Multimodal subtyping of mental illness across the adult lifespan through integration of multi-scale whole-person phenotypes
Approved Research ID: 61530
Approval date: August 24th 2020
In recent years, scientists have begun to realize that mental illnesses affecting people across the adult lifespan (such as depression, anxiety, bipolar disorder, schizophrenia, addictions, and Alzheimer's disease) are actually made up of multiple "disease subtypes", each with their own distinct set of symptoms and underlying biological causes. For example, a disease like depression may be caused primarily by inflammation in one patient, metabolic problems in a second, hormone imbalances in a third, and stressful life events in a fourth - or, perhaps more likely, some combination of all four of these and more.
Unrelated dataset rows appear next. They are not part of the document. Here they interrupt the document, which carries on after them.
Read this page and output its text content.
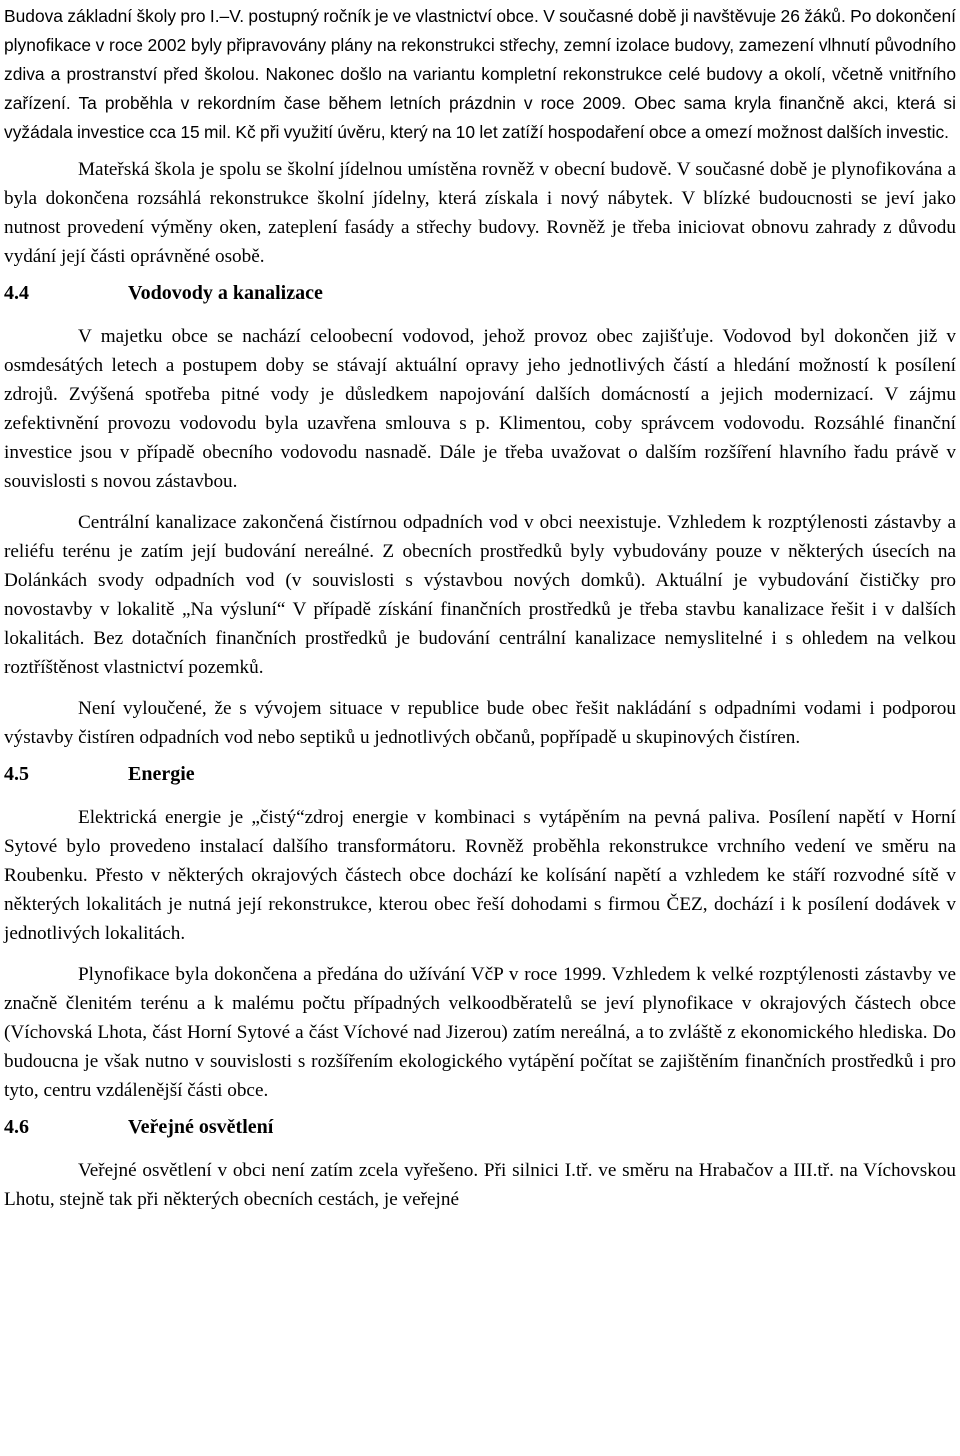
Budova základní školy pro I.–V. postupný ročník je ve vlastnictví obce. V současné době ji navštěvuje 26 žáků. Po dokončení plynofikace v roce 2002 byly připravovány plány na rekonstrukci střechy, zemní izolace budovy, zamezení vlhnutí původního zdiva a prostranství před školou. Nakonec došlo na variantu kompletní rekonstrukce celé budovy a okolí, včetně vnitřního zařízení. Ta proběhla v rekordním čase během letních prázdnin v roce 2009. Obec sama kryla finančně akci, která si vyžádala investice cca 15 mil. Kč při využití úvěru, který na 10 let zatíží hospodaření obce a omezí možnost dalších investic.

Mateřská škola je spolu se školní jídelnou umístěna rovněž v obecní budově. V současné době je plynofikována a byla dokončena rozsáhlá rekonstrukce školní jídelny, která získala i nový nábytek. V blízké budoucnosti se jeví jako nutnost provedení výměny oken, zateplení fasády a střechy budovy. Rovněž je třeba iniciovat obnovu zahrady z důvodu vydání její části oprávněné osobě.

4.4	Vodovody a kanalizace

V majetku obce se nachází celoobecní vodovod, jehož provoz obec zajišťuje. Vodovod byl dokončen již v osmdesátých letech a postupem doby se stávají aktuální opravy jeho jednotlivých částí a hledání možností k posílení zdrojů. Zvýšená spotřeba pitné vody je důsledkem napojování dalších domácností a jejich modernizací. V zájmu zefektivnění provozu vodovodu byla uzavřena smlouva s p. Klimentou, coby správcem vodovodu. Rozsáhlé finanční investice jsou v případě obecního vodovodu nasnadě. Dále je třeba uvažovat o dalším rozšíření hlavního řadu právě v souvislosti s novou zástavbou.

Centrální kanalizace zakončená čistírnou odpadních vod v obci neexistuje. Vzhledem k rozptýlenosti zástavby a reliéfu terénu je zatím její budování nereálné. Z obecních prostředků byly vybudovány pouze v některých úsecích na Dolánkách svody odpadních vod (v souvislosti s výstavbou nových domků). Aktuální je vybudování čističky pro novostavby v lokalitě „Na výsluní“ V případě získání finančních prostředků je třeba stavbu kanalizace řešit i v dalších lokalitách. Bez dotačních finančních prostředků je budování centrální kanalizace nemyslitelné i s ohledem na velkou roztříštěnost vlastnictví pozemků.

Není vyloučené, že s vývojem situace v republice bude obec řešit nakládání s odpadními vodami i podporou výstavby čistíren odpadních vod nebo septiků u jednotlivých občanů, popřípadě u skupinových čistíren.

4.5	Energie

Elektrická energie je „čistý“zdroj energie v kombinaci s vytápěním na pevná paliva. Posílení napětí v Horní Sytové bylo provedeno instalací dalšího transformátoru. Rovněž proběhla rekonstrukce vrchního vedení ve směru na Roubenku. Přesto v některých okrajových částech obce dochází ke kolísání napětí a vzhledem ke stáří rozvodné sítě v některých lokalitách je nutná její rekonstrukce, kterou obec řeší dohodami s firmou ČEZ, dochází i k posílení dodávek v jednotlivých lokalitách.

Plynofikace byla dokončena a předána do užívání VčP v roce 1999. Vzhledem k velké rozptýlenosti zástavby ve značně členitém terénu a k malému počtu případných velkoodběratelů se jeví plynofikace v okrajových částech obce (Víchovská Lhota, část Horní Sytové a část Víchové nad Jizerou) zatím nereálná, a to zvláště z ekonomického hlediska. Do budoucna je však nutno v souvislosti s rozšířením ekologického vytápění počítat se zajištěním finančních prostředků i pro tyto, centru vzdálenější části obce.

4.6	Veřejné osvětlení

Veřejné osvětlení v obci není zatím zcela vyřešeno. Při silnici I.tř. ve směru na Hrabačov a III.tř. na Víchovskou Lhotu, stejně tak při některých obecních cestách, je veřejné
Over the next three years and beyond, we will leverage the diversity of data in the UK Biobank to improve psychiatric disorder subtype identification. This is important because it's hard to figure out which therapies are effective for treating mental health conditions when a therapy that works well for one subtype doesn't work for the other subtypes. Also, psychiatric diseases tend to overlap so much that a drug that treats one subtype of, say, bipolar disorder, may also work for a particular subtype of depression - but maybe not for the other depression subtypes. So being able to figure out what subtype of depression a patient has might help doctors decide whether or not to use the bipolar drug for that patient. Besides the direct potential treatment implications, knowing more about the biological differences between subtypes - and in particular how problems with individual neurons relate to problems with overall brain structure and function, and how both relate to particular sets of psychiatric symptoms - should help further fundamental research into these devastating diseases.